ソフトウェア利用者の仮想の人物|情報処理安全確保支援士試験 令和2年 秋期午前Ⅱ試験 問22
出典:令和2年秋期 午前Ⅱ 問22
分野:システム開発技術 / システム要件定義・ソフトウェア要件定義
ソフトウェアの要件定義における利用者の分析で活用される,ソフトウェアの利用者を役割ごとに典型的な姿として描いた仮想の人物を何と呼ぶか。
- ア:エピック
- イ:ステークホルダ
- ウ:プロダクトオーナー
- エ:ペルソナ
TSUNAGARU-ADVICE
まず押さえたいこと
ソフトウェアの要件定義で、利用者を役割や特徴ごとに典型的な姿として描いた仮想の人物をペルソナといいます。利用者像を具体化することで、誰のために、どのような機能や使いやすさが必要かを考えやすくなります。
迷ったときの判断軸
エピックは大きな要求や機能のまとまり、ステークホルダはシステムに利害関係をもつ人や組織、プロダクトオーナーはプロダクトの価値や優先順位に責任をもつ役割です。仮想の利用者像を設定する話なら、ペルソナと判断しましょう。※開発関連試験向け
科目Bにつなげるために
科目Bでは、要件定義やUI設計の場面で、利用者の立場や業務内容を踏まえて要求を整理する問題が出ることがあります。ペルソナは、利用者目線で機能・操作性・利用シーンを検討するための道具として理解しておきましょう。

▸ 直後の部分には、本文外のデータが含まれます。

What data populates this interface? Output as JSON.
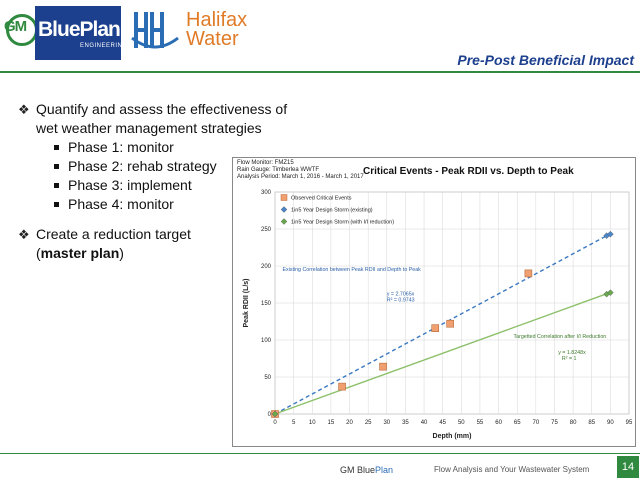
{
  "header": {
    "gm_logo_text": "GM",
    "blueplan_text": "BluePlan",
    "engineering_text": "ENGINEERING",
    "halifax_line1": "Halifax",
    "halifax_line2": "Water",
    "title": "Pre-Post Beneficial Impact"
  },
  "bullets": {
    "item1_line1": "Quantify and assess the effectiveness of",
    "item1_line2": "wet weather management strategies",
    "sub": [
      "Phase 1: monitor",
      "Phase 2: rehab strategy",
      "Phase 3: implement",
      "Phase 4: monitor"
    ],
    "item2_prefix": "Create a reduction target",
    "item2_open": "(",
    "item2_bold": "master plan",
    "item2_close": ")"
  },
  "chart_meta": {
    "line1": "Flow Monitor: FMZ15",
    "line2": "Rain Gauge: Timberlea WWTF",
    "line3": "Analysis Period: March 1, 2016 - March 1, 2017"
  },
  "chart_data": {
    "type": "scatter",
    "title": "Critical Events - Peak RDII vs. Depth to Peak",
    "xlabel": "Depth (mm)",
    "ylabel": "Peak RDII (L/s)",
    "xlim": [
      0,
      95
    ],
    "ylim": [
      0,
      300
    ],
    "x_ticks": [
      0,
      5,
      10,
      15,
      20,
      25,
      30,
      35,
      40,
      45,
      50,
      55,
      60,
      65,
      70,
      75,
      80,
      85,
      90,
      95
    ],
    "y_ticks": [
      0,
      50,
      100,
      150,
      200,
      250,
      300
    ],
    "grid": true,
    "legend_position": "top-left",
    "series": [
      {
        "name": "Observed Critical Events",
        "color": "#f0a070",
        "marker": "square",
        "points": [
          [
            0,
            0
          ],
          [
            18,
            37
          ],
          [
            29,
            64
          ],
          [
            43,
            116
          ],
          [
            47,
            122
          ],
          [
            68,
            190
          ]
        ]
      },
      {
        "name": "1in5 Year Design Storm (existing)",
        "color": "#4a86c8",
        "marker": "diamond",
        "points": [
          [
            0,
            0
          ],
          [
            89,
            241
          ],
          [
            90,
            243
          ]
        ]
      },
      {
        "name": "1in5 Year Design Storm (with I/I reduction)",
        "color": "#6aa84f",
        "marker": "diamond",
        "points": [
          [
            0,
            0
          ],
          [
            89,
            162
          ],
          [
            90,
            164
          ]
        ]
      }
    ],
    "trendlines": [
      {
        "slope": 2.7065,
        "x_end": 90,
        "color": "#3a78c0",
        "style": "dashed",
        "label": "Existing Correlation between Peak RDII and Depth to Peak",
        "equation": "y = 2.7065x",
        "r2": "R² = 0.9743"
      },
      {
        "slope": 1.8248,
        "x_end": 90,
        "color": "#8cc06a",
        "style": "solid",
        "label": "Targetted Correlation after I/I Reduction",
        "equation": "y = 1.8248x",
        "r2": "R² = 1"
      }
    ]
  },
  "footer": {
    "brand_gm": "GM Blue",
    "brand_plan": "Plan",
    "tagline": "Flow Analysis and Your Wastewater System",
    "page_number": "14"
  },
  "colors": {
    "brand_blue": "#1c3f8e",
    "brand_green": "#2f8a3f",
    "halifax_orange": "#e07b28"
  }
}
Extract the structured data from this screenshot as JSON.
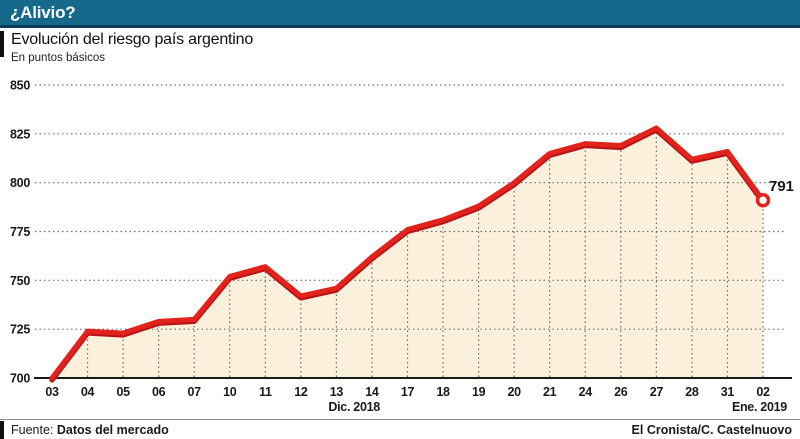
{
  "header": {
    "title": "¿Alivio?"
  },
  "chart_data": {
    "type": "line",
    "title": "Evolución del riesgo país argentino",
    "ylabel": "En puntos básicos",
    "categories": [
      "03",
      "04",
      "05",
      "06",
      "07",
      "10",
      "11",
      "12",
      "13",
      "14",
      "17",
      "18",
      "19",
      "20",
      "21",
      "24",
      "26",
      "27",
      "28",
      "31",
      "02"
    ],
    "values": [
      700,
      724,
      723,
      729,
      730,
      752,
      757,
      742,
      746,
      762,
      776,
      781,
      788,
      800,
      815,
      820,
      819,
      828,
      812,
      816,
      791
    ],
    "period_labels": [
      {
        "text": "Dic. 2018",
        "x_index": 8.5
      },
      {
        "text": "Ene. 2019",
        "x_index": 19.9
      }
    ],
    "ylim": [
      700,
      850
    ],
    "yticks": [
      700,
      725,
      750,
      775,
      800,
      825,
      850
    ],
    "grid": "dotted",
    "legend": "none",
    "end_label": "791",
    "colors": {
      "line": "#e2231c",
      "line_shadow": "#b81218",
      "area_fill": "#faf0dc",
      "grid": "#6e6e6e",
      "axis": "#1a1a1a",
      "endpoint_fill": "#ffffff",
      "header_bg": "#17698c",
      "header_border": "#0c3c5b"
    }
  },
  "footer": {
    "source_label": "Fuente:",
    "source": "Datos del mercado",
    "credit": "El Cronista/C. Castelnuovo"
  }
}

ペルソナは、ソフトウェアやサービスの利用者を、役割・属性・目的・行動などに基づいて典型的な人物像として具体化したものです。
要件定義では、利用者がどのような目的で、どのような状況でソフトウェアを使うのかを明確にするために、仮想の人物像であるペルソナを活用します。
したがって、エが適切です。
❌他選択肢が誤りの理由ア:エピック
⇒エピックは、アジャイル開発などで使われる大きな単位の要求や機能のまとまりです。利用者を典型的な人物像として表したものではありません。
イ:ステークホルダ
⇒ステークホルダは、システムやプロジェクトに利害関係をもつ人や組織のことです。利用者、開発者、運用者、経営者などが含まれますが、役割ごとに描いた仮想の人物像を指す用語ではありません。
ウ:プロダクトオーナー
⇒プロダクトオーナーは、アジャイル開発などで、プロダクトの価値を最大化する責任をもつ役割です。要件の優先順位付けなどを行いますが、利用者を具体化した仮想の人物像ではありません。